Cholesterol has an important role in DENV3 replication as evidenced by reduced virus replication, assembly, and virus-induced mortality in mice treated with Lovastatin, a cholesterol-lowering drug68,69,70. However, excess cholesterol is detrimental to virus infection71. Geoghegan et al.64 found that the Wolbachia strain wMelPop strongly inhibited DENV replication in A. aegypti cells and higher levels of esterified cholesterol was reported in the system. The authors suggest that intracellular cholesterol trafficking and homeostasis is disrupted in Wolbachia-infected cells. We did not observe any cholesterols among the lipids differentially affected by the DENV3 × Wolbachia interaction to support the hypothesis that Wolbachia is unfavorably modulating cholesterol availability for DENV3 replication under our experimental conditions and methods.

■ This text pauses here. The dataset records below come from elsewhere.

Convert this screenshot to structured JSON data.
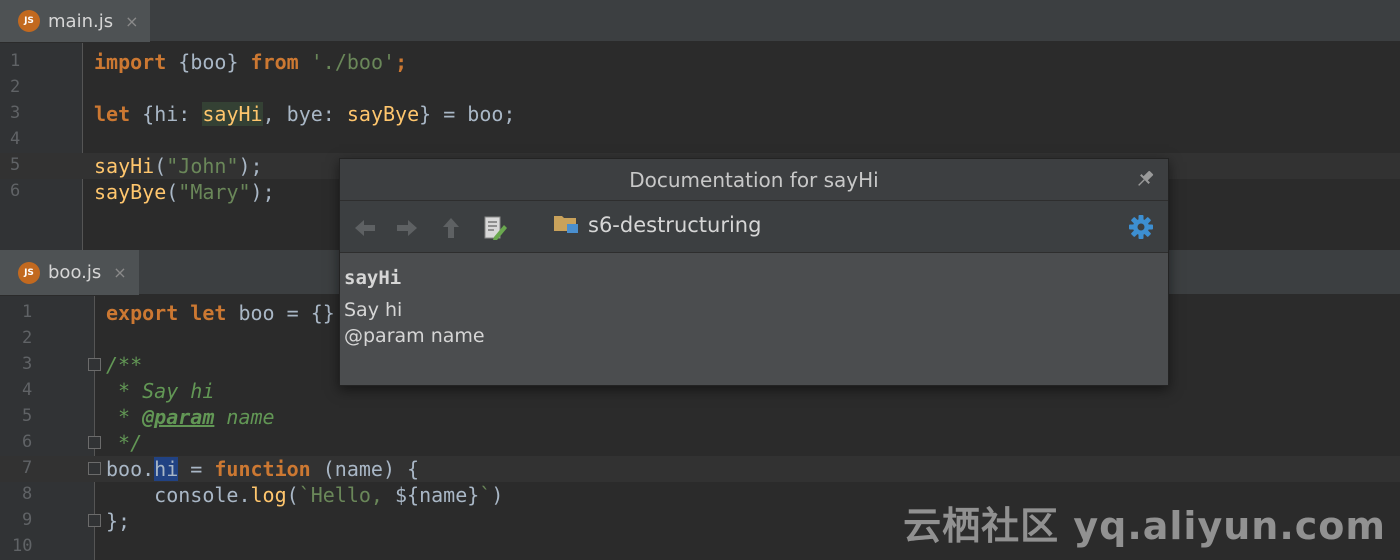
{
  "tabs": {
    "main": {
      "badge": "JS",
      "label": "main.js",
      "close": "×"
    },
    "boo": {
      "badge": "JS",
      "label": "boo.js",
      "close": "×"
    }
  },
  "main_editor": {
    "line_numbers": [
      "1",
      "2",
      "3",
      "4",
      "5",
      "6"
    ],
    "line1": {
      "kw1": "import",
      "mid": " {boo} ",
      "kw2": "from",
      "sp": " ",
      "str": "'./boo'",
      "end": ";"
    },
    "line3": {
      "kw": "let",
      "a": " {hi: ",
      "w1": "sayHi",
      "b": ", bye: ",
      "w2": "sayBye",
      "c": "} = boo;"
    },
    "line5": {
      "fn": "sayHi",
      "open": "(",
      "str": "\"John\"",
      "close": ");"
    },
    "line6": {
      "fn": "sayBye",
      "open": "(",
      "str": "\"Mary\"",
      "close": ");"
    }
  },
  "boo_editor": {
    "line_numbers": [
      "1",
      "2",
      "3",
      "4",
      "5",
      "6",
      "7",
      "8",
      "9",
      "10"
    ],
    "line1": {
      "kw1": "export",
      "sp": " ",
      "kw2": "let",
      "rest": " boo = {}"
    },
    "line3": {
      "doc": "/**"
    },
    "line4": {
      "doc": " * Say hi"
    },
    "line5": {
      "star": " * ",
      "tag": "@param",
      "name": " name"
    },
    "line6": {
      "doc": " */"
    },
    "line7": {
      "a": "boo.",
      "sel": "hi",
      "b": " = ",
      "kw": "function",
      "c": " (name) {"
    },
    "line8": {
      "a": "    console.",
      "fn": "log",
      "b": "(",
      "str": "`Hello, ",
      "interp": "${name}",
      "str2": "`",
      "c": ")"
    },
    "line9": {
      "a": "};"
    }
  },
  "doc_popup": {
    "title": "Documentation for sayHi",
    "path": "s6-destructuring",
    "name": "sayHi",
    "description": "Say hi",
    "param": "@param name",
    "icons": [
      "back-icon",
      "forward-icon",
      "up-icon",
      "edit-source-icon",
      "folder-icon",
      "gear-icon",
      "pin-icon"
    ]
  },
  "watermark": "云栖社区 yq.aliyun.com",
  "colors": {
    "background": "#2b2b2b",
    "keyword": "#cc7832",
    "string": "#6a8759",
    "function": "#ffc66d",
    "doc_comment": "#629755",
    "default_text": "#a9b7c6"
  }
}
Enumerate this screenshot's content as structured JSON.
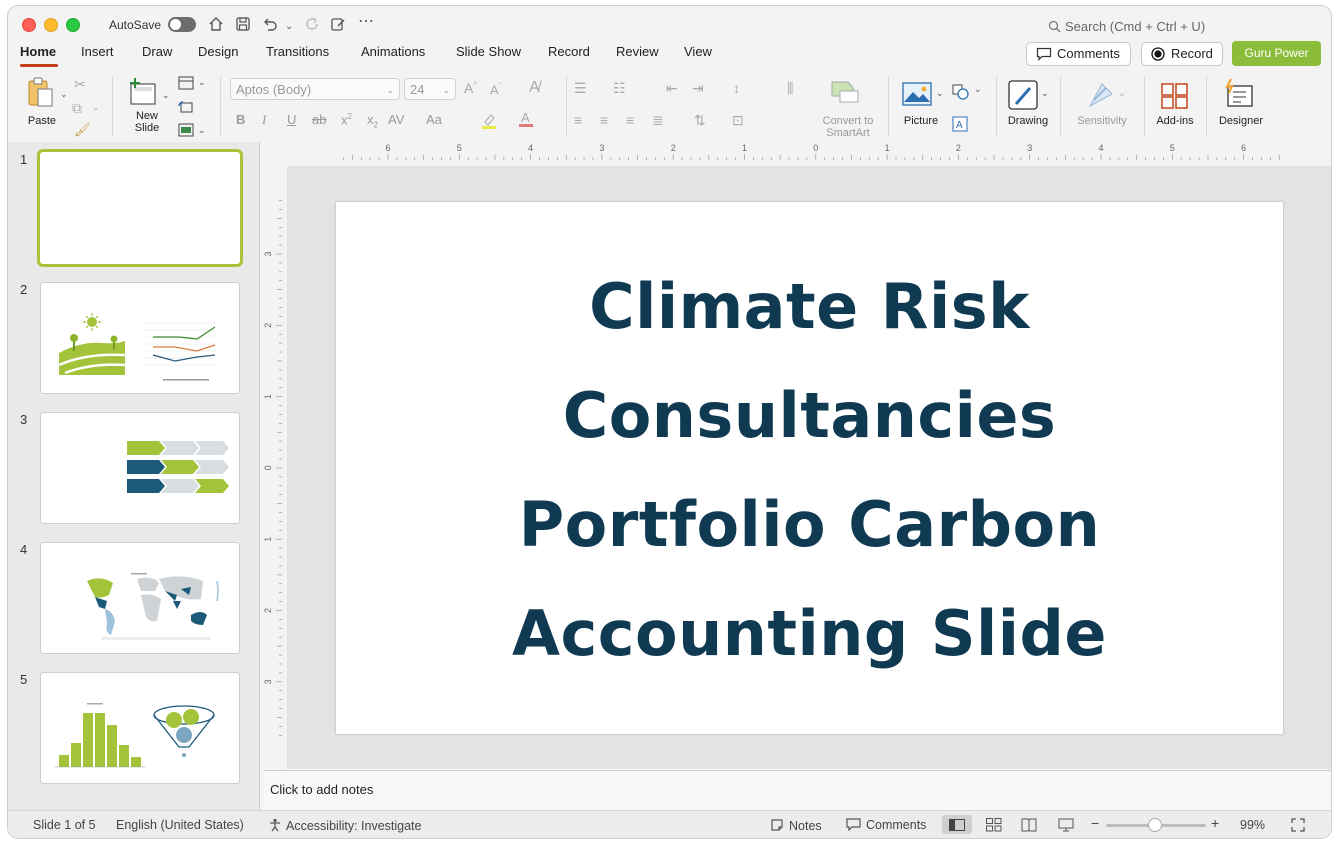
{
  "titlebar": {
    "autosave_label": "AutoSave",
    "search_placeholder": "Search (Cmd + Ctrl + U)"
  },
  "tabs": [
    "Home",
    "Insert",
    "Draw",
    "Design",
    "Transitions",
    "Animations",
    "Slide Show",
    "Record",
    "Review",
    "View"
  ],
  "header_buttons": {
    "comments": "Comments",
    "record": "Record",
    "guru": "Guru Power"
  },
  "ribbon": {
    "paste": "Paste",
    "new_slide": "New\nSlide",
    "font_name": "Aptos (Body)",
    "font_size": "24",
    "convert_smartart": "Convert to\nSmartArt",
    "picture": "Picture",
    "drawing": "Drawing",
    "sensitivity": "Sensitivity",
    "addins": "Add-ins",
    "designer": "Designer"
  },
  "thumbnails": [
    {
      "number": "1"
    },
    {
      "number": "2"
    },
    {
      "number": "3"
    },
    {
      "number": "4"
    },
    {
      "number": "5"
    }
  ],
  "rulers": {
    "top_ticks": [
      "6",
      "5",
      "4",
      "3",
      "2",
      "1",
      "0",
      "1",
      "2",
      "3",
      "4",
      "5",
      "6"
    ],
    "left_ticks": [
      "3",
      "2",
      "1",
      "0",
      "1",
      "2",
      "3"
    ]
  },
  "slide": {
    "title_lines": [
      "Climate Risk",
      "Consultancies",
      "Portfolio Carbon",
      "Accounting Slide"
    ]
  },
  "notes_placeholder": "Click to add notes",
  "status": {
    "slide_count": "Slide 1 of 5",
    "language": "English (United States)",
    "accessibility": "Accessibility: Investigate",
    "notes": "Notes",
    "comments": "Comments",
    "zoom": "99%"
  },
  "colors": {
    "accent_tab": "#c43e1c",
    "guru_green": "#8cbd3a",
    "slide_title": "#0f3a52",
    "thumb_select": "#a7c438"
  }
}
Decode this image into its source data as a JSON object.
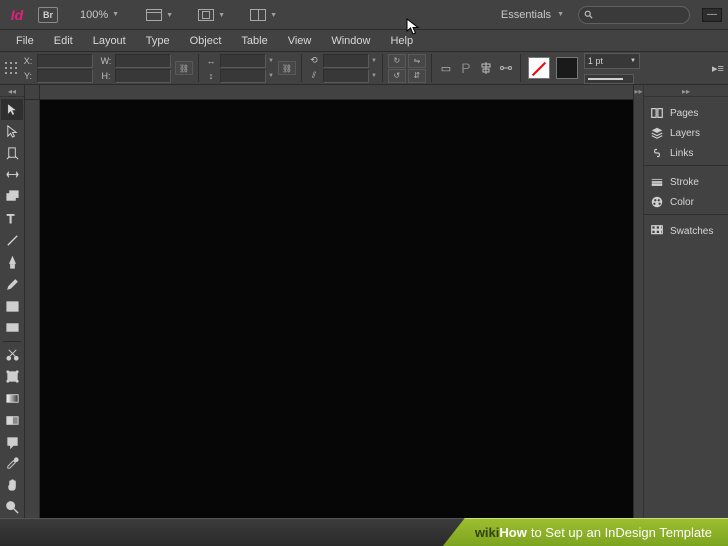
{
  "appbar": {
    "logo": "Id",
    "bridge": "Br",
    "zoom": "100%",
    "workspace": "Essentials",
    "search_placeholder": ""
  },
  "menu": [
    "File",
    "Edit",
    "Layout",
    "Type",
    "Object",
    "Table",
    "View",
    "Window",
    "Help"
  ],
  "control": {
    "x_label": "X:",
    "y_label": "Y:",
    "w_label": "W:",
    "h_label": "H:",
    "stroke_weight": "1 pt"
  },
  "panels": {
    "group1": [
      {
        "icon": "pages",
        "label": "Pages"
      },
      {
        "icon": "layers",
        "label": "Layers"
      },
      {
        "icon": "links",
        "label": "Links"
      }
    ],
    "group2": [
      {
        "icon": "stroke",
        "label": "Stroke"
      },
      {
        "icon": "color",
        "label": "Color"
      }
    ],
    "group3": [
      {
        "icon": "swatches",
        "label": "Swatches"
      }
    ]
  },
  "caption": {
    "brand1": "wiki",
    "brand2": "How",
    "title": "to Set up an InDesign Template"
  }
}
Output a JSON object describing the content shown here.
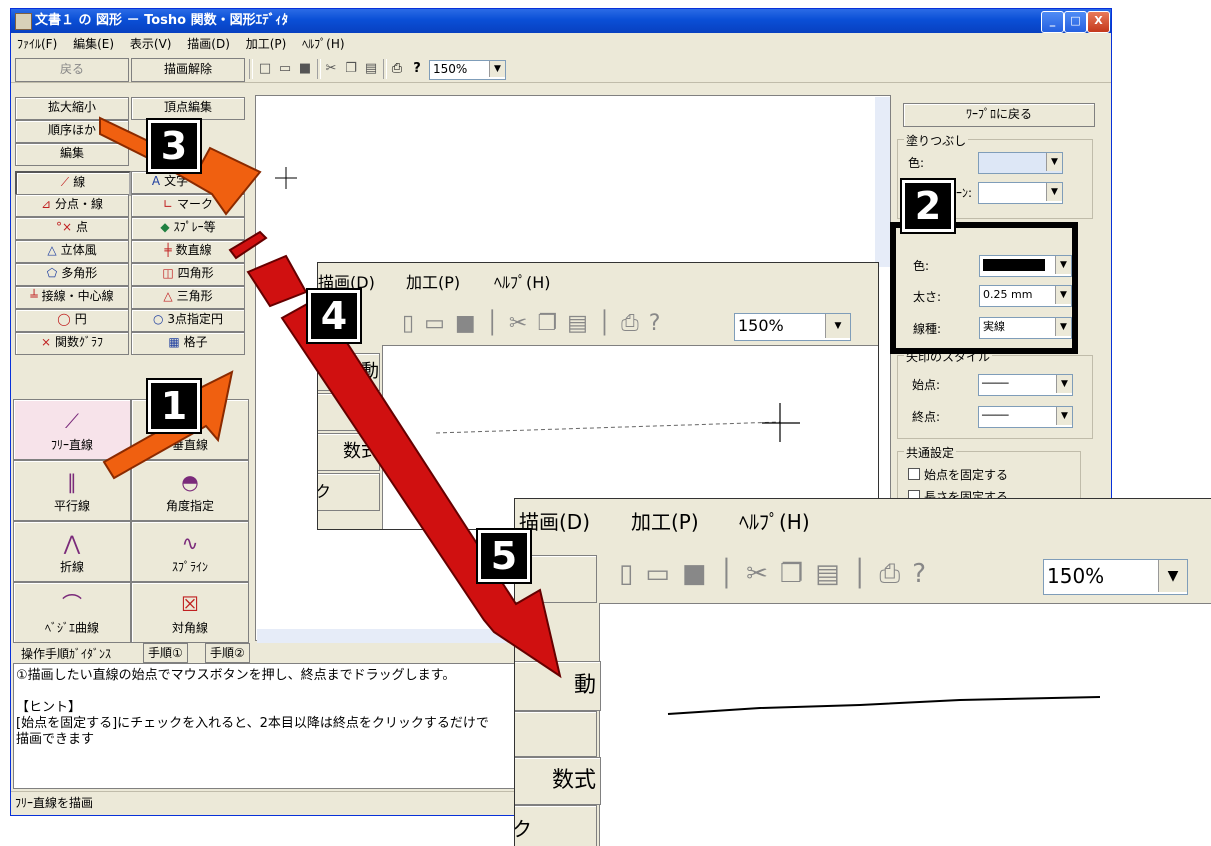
{
  "window": {
    "title": "文書１ の 図形 － Tosho 関数・図形ｴﾃﾞｨﾀ",
    "caption_buttons": [
      "_",
      "□",
      "X"
    ]
  },
  "menu": [
    "ﾌｧｲﾙ(F)",
    "編集(E)",
    "表示(V)",
    "描画(D)",
    "加工(P)",
    "ﾍﾙﾌﾟ(H)"
  ],
  "toolbar": {
    "back": "戻る",
    "clear": "描画解除",
    "zoom": "150%"
  },
  "left_panel": {
    "row_a": [
      "拡大縮小",
      "頂点編集"
    ],
    "row_b": [
      "順序ほか",
      "編集"
    ],
    "tools": [
      "線",
      "文字・数式",
      "分点・線",
      "マーク",
      "点",
      "ｽﾌﾟﾚｰ等",
      "立体風",
      "数直線",
      "多角形",
      "四角形",
      "接線・中心線",
      "三角形",
      "円",
      "3点指定円",
      "関数ｸﾞﾗﾌ",
      "格子"
    ],
    "big_tools": [
      "ﾌﾘｰ直線",
      "垂直線",
      "平行線",
      "角度指定",
      "折線",
      "ｽﾌﾟﾗｲﾝ",
      "ﾍﾞｼﾞｴ曲線",
      "対角線"
    ]
  },
  "right_panel": {
    "back_word": "ﾜｰﾌﾟﾛに戻る",
    "fill_group": "塗りつぶし",
    "fill_color_label": "色:",
    "pattern_label": "ﾊﾟﾀｰﾝ:",
    "line_color_label": "色:",
    "thickness_label": "太さ:",
    "thickness_value": "0.25 mm",
    "linetype_label": "線種:",
    "linetype_value": "実線",
    "arrow_group": "矢印のスタイル",
    "start_label": "始点:",
    "end_label": "終点:",
    "common_group": "共通設定",
    "fix_start": "始点を固定する",
    "fix_length": "長さを固定する"
  },
  "guide": {
    "tabs": [
      "操作手順ｶﾞｲﾀﾞﾝｽ",
      "手順①",
      "手順②"
    ],
    "text": "①描画したい直線の始点でマウスボタンを押し、終点までドラッグします。\n\n【ヒント】\n[始点を固定する]にチェックを入れると、2本目以降は終点をクリックするだけで\n描画できます"
  },
  "status": "ﾌﾘｰ直線を描画",
  "zoom_panel_4": {
    "menu": [
      "描画(D)",
      "加工(P)",
      "ﾍﾙﾌﾟ(H)"
    ],
    "zoom": "150%",
    "side": [
      "動",
      "数式",
      "ク"
    ]
  },
  "zoom_panel_5": {
    "menu": [
      "描画(D)",
      "加工(P)",
      "ﾍﾙﾌﾟ(H)"
    ],
    "zoom": "150%",
    "side": [
      "動",
      "数式",
      "ク"
    ]
  },
  "callouts": [
    "1",
    "2",
    "3",
    "4",
    "5"
  ],
  "colors": {
    "title_blue": "#0a4fd6",
    "arrow_orange": "#f06010",
    "arrow_red": "#d01010",
    "face": "#ece9d8"
  }
}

DENV3 × Wolbachia interaction has a notable effect on the abundance of CLs. Most were elevated in DENV3 mono-infected mosquitoes yet depleted in Wolbachia mono-infected or dual-infected mosquitoes. This is particularly interesting as CLs are a class of glycerophospholipids uniquely found in bacterial membranes or in the matrix side of mitochondrial membranes of eukaryotic cells. In the mitochondria, CLs bind and stabilize components of the electron transport chain complexes, maintaining mitochondrial function72 and inhibiting cytochrome c-induced apoptosis73. Studies have shown how infection by DENVs causes alterations in mitochondrial morphology, which are favourable for virus replication31,32. To our knowledge, the is the first empirical link between CLs and DENV or Wolbachia proliferation. The differential perturbation of CLs and its biological role within the mitochondria provides a basis for further investigation. Here, we validated the role of CL using dsRNA-mediated knockdown of its synthase enzyme, CRLS. This resulted in decreased DENV3 loads regardless of Wolbachia presence, suggesting that DENV3 relies on an optimum availability of CLs for efficient replication. Wolbachia replication also suffered from CRLS knockdown in the absence of DENV3 infection.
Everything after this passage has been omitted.